While users trusted DU Antivirus Security to protect private information, it did the exact opposite. It collected the personal information of its users without permission and used that private information for commercial purposes. Information about your personal calls, who you’re speaking with and for how long, was logged and later used.

Check Point reported the illegal use of the users’ private information to Google on August 21, 2017, and the app was removed from Google Play on August 24, 2017. A new version that doesn’t include the harmful code was uploaded to the Play store on August 28, 2017. Version number 3.1.5 of DU Antivirus Security is the latest version number found to include this privacy-leaking code, but older versions might still include it.

In addition to DU Antivirus Security, Check Point researchers detected the same code in 30 other apps, 12 of which were found on Google Play, and subsequently removed. These apps probably implemented the code as an external library, and transmitted the stolen data to the same remote server used by DU Caller. All in all, the illicit code affected between 24 and 89 million users who installed these apps, according to Google Play data.
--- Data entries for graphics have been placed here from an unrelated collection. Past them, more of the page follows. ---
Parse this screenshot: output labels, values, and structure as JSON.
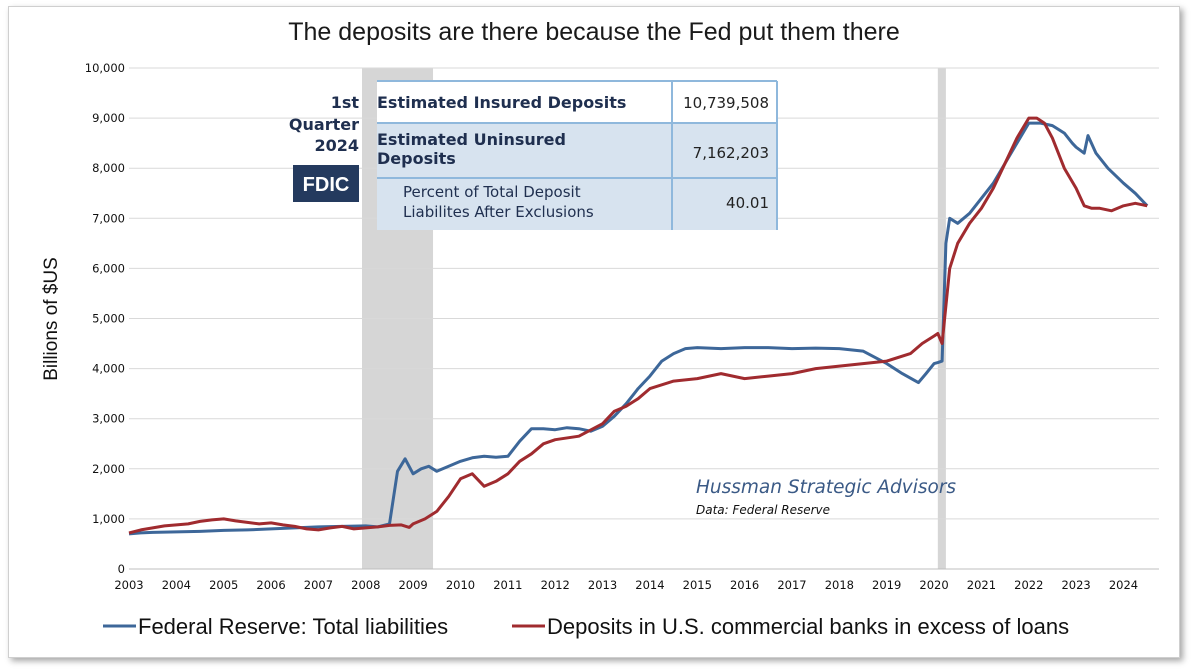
{
  "chart_data": {
    "type": "line",
    "title": "The deposits are there because the Fed put them there",
    "xlabel": "",
    "ylabel": "Billions of $US",
    "xlim": [
      2003.0,
      2024.75
    ],
    "ylim": [
      0,
      10000
    ],
    "yticks": [
      0,
      1000,
      2000,
      3000,
      4000,
      5000,
      6000,
      7000,
      8000,
      9000,
      10000
    ],
    "ytick_labels": [
      "0",
      "1,000",
      "2,000",
      "3,000",
      "4,000",
      "5,000",
      "6,000",
      "7,000",
      "8,000",
      "9,000",
      "10,000"
    ],
    "xticks": [
      2003,
      2004,
      2005,
      2006,
      2007,
      2008,
      2009,
      2010,
      2011,
      2012,
      2013,
      2014,
      2015,
      2016,
      2017,
      2018,
      2019,
      2020,
      2021,
      2022,
      2023,
      2024
    ],
    "xtick_labels": [
      "2003",
      "2004",
      "2005",
      "2006",
      "2007",
      "2008",
      "2009",
      "2010",
      "2011",
      "2012",
      "2013",
      "2014",
      "2015",
      "2016",
      "2017",
      "2018",
      "2019",
      "2020",
      "2021",
      "2022",
      "2023",
      "2024"
    ],
    "grid": "horizontal",
    "legend_position": "bottom",
    "recessions": [
      [
        2007.92,
        2009.42
      ],
      [
        2020.08,
        2020.25
      ]
    ],
    "series": [
      {
        "name": "Federal Reserve: Total liabilities",
        "color": "#3d6799",
        "x": [
          2003.0,
          2003.25,
          2003.5,
          2004.0,
          2004.5,
          2005.0,
          2005.5,
          2006.0,
          2006.5,
          2007.0,
          2007.5,
          2008.0,
          2008.25,
          2008.5,
          2008.67,
          2008.83,
          2009.0,
          2009.17,
          2009.33,
          2009.5,
          2009.75,
          2010.0,
          2010.25,
          2010.5,
          2010.75,
          2011.0,
          2011.25,
          2011.5,
          2011.75,
          2012.0,
          2012.25,
          2012.5,
          2012.75,
          2013.0,
          2013.25,
          2013.5,
          2013.75,
          2014.0,
          2014.25,
          2014.5,
          2014.75,
          2015.0,
          2015.5,
          2016.0,
          2016.5,
          2017.0,
          2017.5,
          2018.0,
          2018.5,
          2019.0,
          2019.33,
          2019.67,
          2019.83,
          2020.0,
          2020.08,
          2020.17,
          2020.25,
          2020.33,
          2020.5,
          2020.75,
          2021.0,
          2021.25,
          2021.5,
          2021.75,
          2022.0,
          2022.25,
          2022.5,
          2022.75,
          2022.92,
          2023.0,
          2023.17,
          2023.25,
          2023.42,
          2023.67,
          2024.0,
          2024.25,
          2024.5
        ],
        "values": [
          700,
          720,
          730,
          740,
          750,
          770,
          780,
          800,
          820,
          840,
          850,
          860,
          840,
          900,
          1950,
          2200,
          1900,
          2000,
          2050,
          1950,
          2050,
          2150,
          2220,
          2250,
          2230,
          2250,
          2550,
          2800,
          2800,
          2780,
          2820,
          2800,
          2750,
          2850,
          3050,
          3300,
          3600,
          3850,
          4150,
          4300,
          4400,
          4420,
          4400,
          4420,
          4420,
          4400,
          4410,
          4400,
          4350,
          4100,
          3900,
          3720,
          3900,
          4100,
          4120,
          4150,
          6500,
          7000,
          6900,
          7100,
          7400,
          7700,
          8100,
          8500,
          8900,
          8900,
          8850,
          8700,
          8500,
          8420,
          8300,
          8650,
          8300,
          8000,
          7700,
          7500,
          7250
        ]
      },
      {
        "name": "Deposits in U.S. commercial banks in excess of loans",
        "color": "#a02b2f",
        "x": [
          2003.0,
          2003.25,
          2003.5,
          2003.75,
          2004.0,
          2004.25,
          2004.5,
          2004.75,
          2005.0,
          2005.25,
          2005.5,
          2005.75,
          2006.0,
          2006.25,
          2006.5,
          2006.75,
          2007.0,
          2007.25,
          2007.5,
          2007.75,
          2008.0,
          2008.25,
          2008.5,
          2008.75,
          2008.92,
          2009.0,
          2009.25,
          2009.5,
          2009.75,
          2010.0,
          2010.25,
          2010.5,
          2010.75,
          2011.0,
          2011.25,
          2011.5,
          2011.75,
          2012.0,
          2012.5,
          2013.0,
          2013.25,
          2013.5,
          2013.75,
          2014.0,
          2014.5,
          2015.0,
          2015.5,
          2016.0,
          2016.5,
          2017.0,
          2017.5,
          2018.0,
          2018.5,
          2019.0,
          2019.5,
          2019.75,
          2020.0,
          2020.08,
          2020.17,
          2020.33,
          2020.5,
          2020.75,
          2021.0,
          2021.25,
          2021.5,
          2021.75,
          2022.0,
          2022.17,
          2022.33,
          2022.5,
          2022.75,
          2023.0,
          2023.17,
          2023.33,
          2023.5,
          2023.75,
          2024.0,
          2024.25,
          2024.5
        ],
        "values": [
          720,
          780,
          820,
          860,
          880,
          900,
          950,
          980,
          1000,
          960,
          930,
          900,
          920,
          880,
          850,
          800,
          780,
          820,
          850,
          800,
          820,
          840,
          870,
          880,
          830,
          900,
          1000,
          1150,
          1450,
          1800,
          1900,
          1650,
          1750,
          1900,
          2150,
          2300,
          2500,
          2580,
          2650,
          2900,
          3150,
          3250,
          3400,
          3600,
          3750,
          3800,
          3900,
          3800,
          3850,
          3900,
          4000,
          4050,
          4100,
          4150,
          4300,
          4500,
          4650,
          4700,
          4500,
          6000,
          6500,
          6900,
          7200,
          7600,
          8100,
          8600,
          9000,
          9000,
          8900,
          8600,
          8000,
          7600,
          7250,
          7200,
          7200,
          7150,
          7250,
          7300,
          7250
        ]
      }
    ],
    "annotations": {
      "credit": "Hussman Strategic Advisors",
      "credit_source": "Data: Federal Reserve"
    }
  },
  "inset": {
    "period_line1": "1st",
    "period_line2": "Quarter",
    "period_line3": "2024",
    "logo_text": "FDIC",
    "rows": [
      {
        "label_line1": "Estimated Insured Deposits",
        "label_line2": "",
        "value": "10,739,508"
      },
      {
        "label_line1": "Estimated Uninsured",
        "label_line2": "Deposits",
        "value": "7,162,203"
      },
      {
        "label_line1": "Percent of Total Deposit",
        "label_line2": "Liabilites After Exclusions",
        "value": "40.01"
      }
    ]
  },
  "colors": {
    "fed_line": "#3d6799",
    "deposits_line": "#a02b2f",
    "recession_shade": "#d6d6d6",
    "table_header": "#d7e3ef",
    "table_border": "#8fb8dc",
    "logo_bg": "#243a5e"
  }
}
Users who installed the DU Antivirus Security or any of the other apps should verify they are upgrading to the latest version that does not include this code.

Since anti-virus apps have a legitimate reason to request unusually extensive permissions, they are the perfect cover for fraudsters looking to abuse these permissions. In some cases, mobile anti-virus apps are even used as a decoy for delivering malware. Users should be aware of these suspicious anti-virus solutions, and use only mobile threat protection from reputable vendors that are proven to be capable of safeguarding mobile devices and the data stored in them.

Technical Details:

DU Antivirus Security steals the information from the user’s device when the app is first run. The stolen information is then sent to the server caller.work, which is not registered to DU apps. However, this domain has two subdomains which indicate it is indeed connected to the DU caller app. First, the subdomain http://reg.caller.work/ is a PHP webpage, which specifies its hostname: us02-Du_caller02.usaws02, and contains the name of the DU caller app.

See Check Point Research for the complete technical report.

In addition, the sub domain vfun.caller.work is hosted on IP 47.88.174.218, a private server which also hosts the domain dailypush.news. This domain is registered to zhanliangliu@gmail.com, a Baidu employee, who used the same email address to post about parsing phone numbers (http://zliu.org/post/python-libphonenumber/). Since the DU apps are part of the Baidu group, and the post deals with a functionality related to the caller app, this indicates a connection between the stolen information and the caller app.

Figure 2: Connections between DU Antivirus Security app and Caller app

The DU caller app already came under fire for an ambiguous privacy policy, which displays different terms on separate pages, and of executing its activity regardless of whether it received the user’s consent. Last year, Cheetah Mobile’s Anti-Virus faced similar accusations after providing a service which may violate privacy regulations.